«Кому это нужно — ее гибель здесь, моя там — ведь там меня ждет жизнь раба, как они ни называй ее — «тяжелый, но благородный долг советского человека»?! Кому нужен этот «долг» — мой, Сони, отца Василия, миллионов других, в том числе и этого фанатика?! Кто им дал право распоряжаться человеческими жизнями?!»

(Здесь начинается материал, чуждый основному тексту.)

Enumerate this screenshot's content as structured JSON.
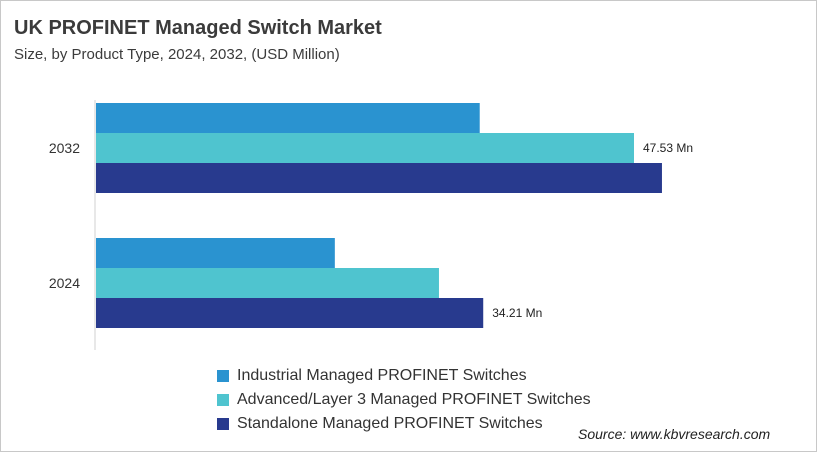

Инга, не отрывая щеки от груди Федора, заговорила быстро и решительно:
— Я напишу вашему Сталину, я буду просить его до тех пор, пока меня не пустят в Россию к тебе… Ты говорил, что если Германия станет советской, то ничто не помешает нам. Я стану коммунисткой и буду делать все, чтобы Германия скорее стала советской. Я и об этом напишу Сталину.

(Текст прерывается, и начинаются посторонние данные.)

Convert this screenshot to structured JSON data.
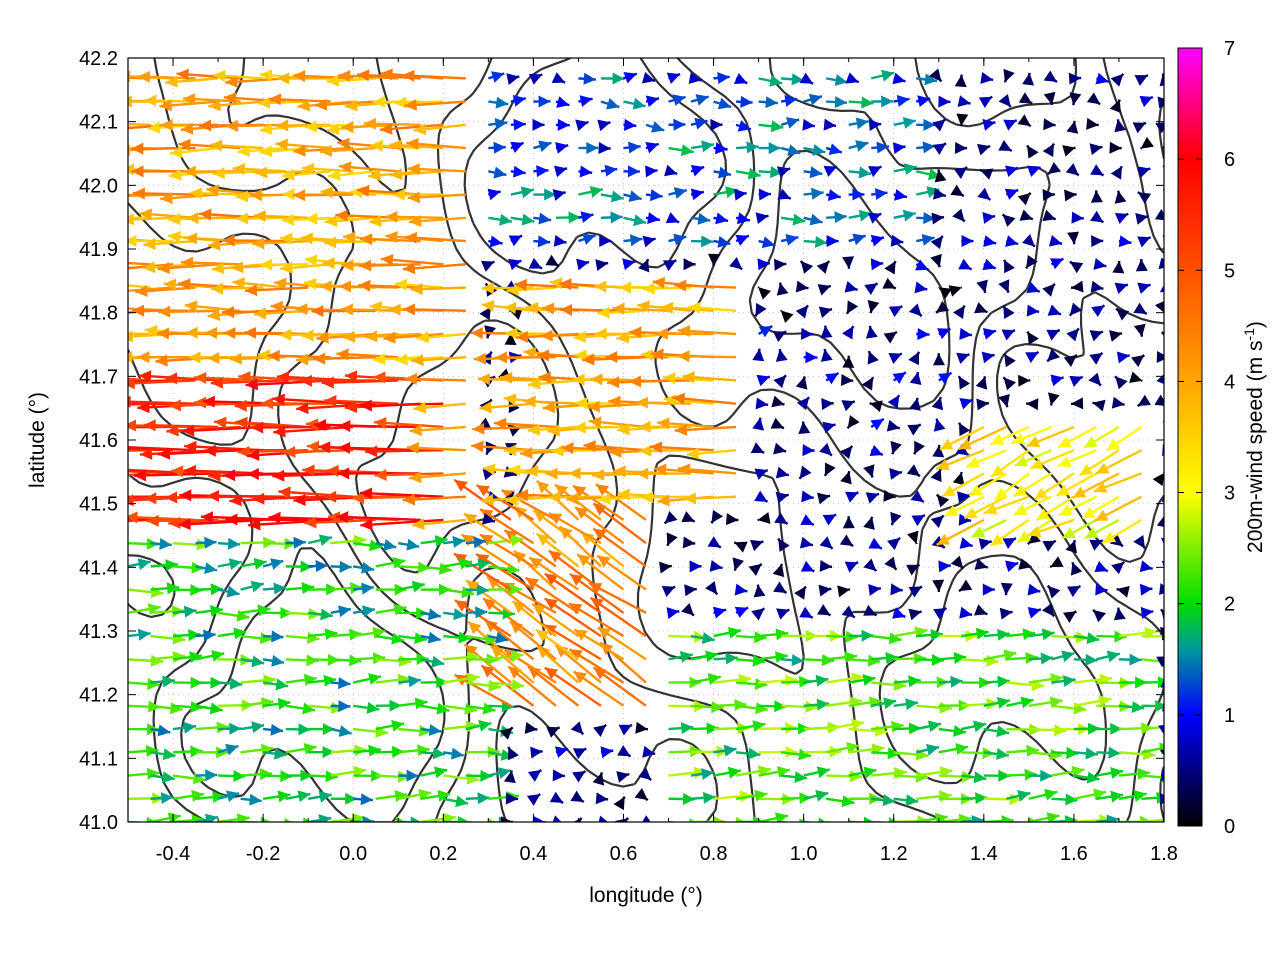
{
  "chart_data": {
    "type": "vector-field",
    "xlabel": "longitude (°)",
    "ylabel": "latitude (°)",
    "colorbar_label": "200m-wind speed (m s-1)",
    "colorbar_label_parts": {
      "main": "200m-wind speed (m s",
      "sup": "-1",
      "tail": ")"
    },
    "xlim": [
      -0.5,
      1.8
    ],
    "ylim": [
      41.0,
      42.2
    ],
    "clim": [
      0,
      7
    ],
    "x_ticks": [
      -0.4,
      -0.2,
      0.0,
      0.2,
      0.4,
      0.6,
      0.8,
      1.0,
      1.2,
      1.4,
      1.6,
      1.8
    ],
    "x_tick_labels": [
      "-0.4",
      "-0.2",
      "0.0",
      "0.2",
      "0.4",
      "0.6",
      "0.8",
      "1.0",
      "1.2",
      "1.4",
      "1.6",
      "1.8"
    ],
    "y_ticks": [
      41.0,
      41.1,
      41.2,
      41.3,
      41.4,
      41.5,
      41.6,
      41.7,
      41.8,
      41.9,
      42.0,
      42.1,
      42.2
    ],
    "y_tick_labels": [
      "41.0",
      "41.1",
      "41.2",
      "41.3",
      "41.4",
      "41.5",
      "41.6",
      "41.7",
      "41.8",
      "41.9",
      "42.0",
      "42.1",
      "42.2"
    ],
    "colorbar_ticks": [
      0,
      1,
      2,
      3,
      4,
      5,
      6,
      7
    ],
    "colorbar_tick_labels": [
      "0",
      "1",
      "2",
      "3",
      "4",
      "5",
      "6",
      "7"
    ],
    "colormap": [
      {
        "value": 0,
        "color": "#000000"
      },
      {
        "value": 1,
        "color": "#0000ff"
      },
      {
        "value": 1.6,
        "color": "#009a9a"
      },
      {
        "value": 2,
        "color": "#00dd00"
      },
      {
        "value": 3,
        "color": "#ffff00"
      },
      {
        "value": 4,
        "color": "#ffa500"
      },
      {
        "value": 5,
        "color": "#ff5000"
      },
      {
        "value": 6,
        "color": "#ff0000"
      },
      {
        "value": 7,
        "color": "#ff00ff"
      }
    ],
    "grid": true,
    "contour_color": "#333333",
    "vectors_note_shown": false,
    "wind_regions": [
      {
        "name_shown": false,
        "lon": [
          -0.5,
          0.25
        ],
        "lat": [
          41.45,
          42.2
        ],
        "u": -4.0,
        "v": 0.0
      },
      {
        "name_shown": false,
        "lon": [
          -0.5,
          0.2
        ],
        "lat": [
          41.45,
          41.7
        ],
        "u": -5.5,
        "v": 0.0
      },
      {
        "name_shown": false,
        "lon": [
          -0.5,
          0.3
        ],
        "lat": [
          41.0,
          41.45
        ],
        "u": 2.0,
        "v": 0.05
      },
      {
        "name_shown": false,
        "lon": [
          0.25,
          1.3
        ],
        "lat": [
          41.9,
          42.2
        ],
        "u": 1.2,
        "v": 0.0
      },
      {
        "name_shown": false,
        "lon": [
          0.35,
          0.9
        ],
        "lat": [
          41.5,
          41.85
        ],
        "u": -4.0,
        "v": 0.05
      },
      {
        "name_shown": false,
        "lon": [
          0.3,
          0.7
        ],
        "lat": [
          41.15,
          41.5
        ],
        "u": -3.5,
        "v": 2.5
      },
      {
        "name_shown": false,
        "lon": [
          0.7,
          1.8
        ],
        "lat": [
          41.0,
          41.3
        ],
        "u": 2.2,
        "v": 0.1
      },
      {
        "name_shown": false,
        "lon": [
          1.4,
          1.8
        ],
        "lat": [
          41.45,
          41.65
        ],
        "u": -3.0,
        "v": -1.5
      },
      {
        "name_shown": false,
        "lon": [
          0.9,
          1.4
        ],
        "lat": [
          41.6,
          41.8
        ],
        "u": 0.4,
        "v": 0.3
      }
    ]
  }
}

Как ни тяжело было Федору, он улыбнулся:
— Дорогой мой глупыш, ты не знаешь, что говоришь: если ты напишешь о нас, то меня арестуют. Даже добейся ты разрешения въезда в Советский Союз, то они однажды скажут, что ты приехала шпионить, и тебя и меня расстреляют, а детей наших посадят в лагерь.
Инга потерлась щекой о шинель Федора:
— Как же русские могут жить в такой, такой… такой страшной жизни? Зачем же тебе возвращаться туда?
Когда она сказала это, легкий холодок пробежал у него между лопаток.
В нем, как почти в каждом советском человеке, случайно попадающем заграницу, мысль о невозвращении жила всегда, но инерция привычек, судьба близких людей, неизвестность жизни на чужбине, наконец страх, связанный с этой мыслью, обычно, делали ее в самом начале пустым мечтанием.
Но теперь, после ареста, после невозможности, как ему сейчас показалось, терять Ингу, мысль эта поразила его соблазном освобождения. — «А Соня?» Соня была в лагере, помочь ей, когда сам стал «штрафником», он ничем не мог. «А Катя?» И это сразу совсем заслонило открывшуюся было дверь. После всего того, что произошло сегодня, после того расстояния в Карлсхорсте, которое они вместе прошли рука об руку, после счастья в Катиных глазах в «Москве», он уже не принадлежал себе, она одна имела на него право.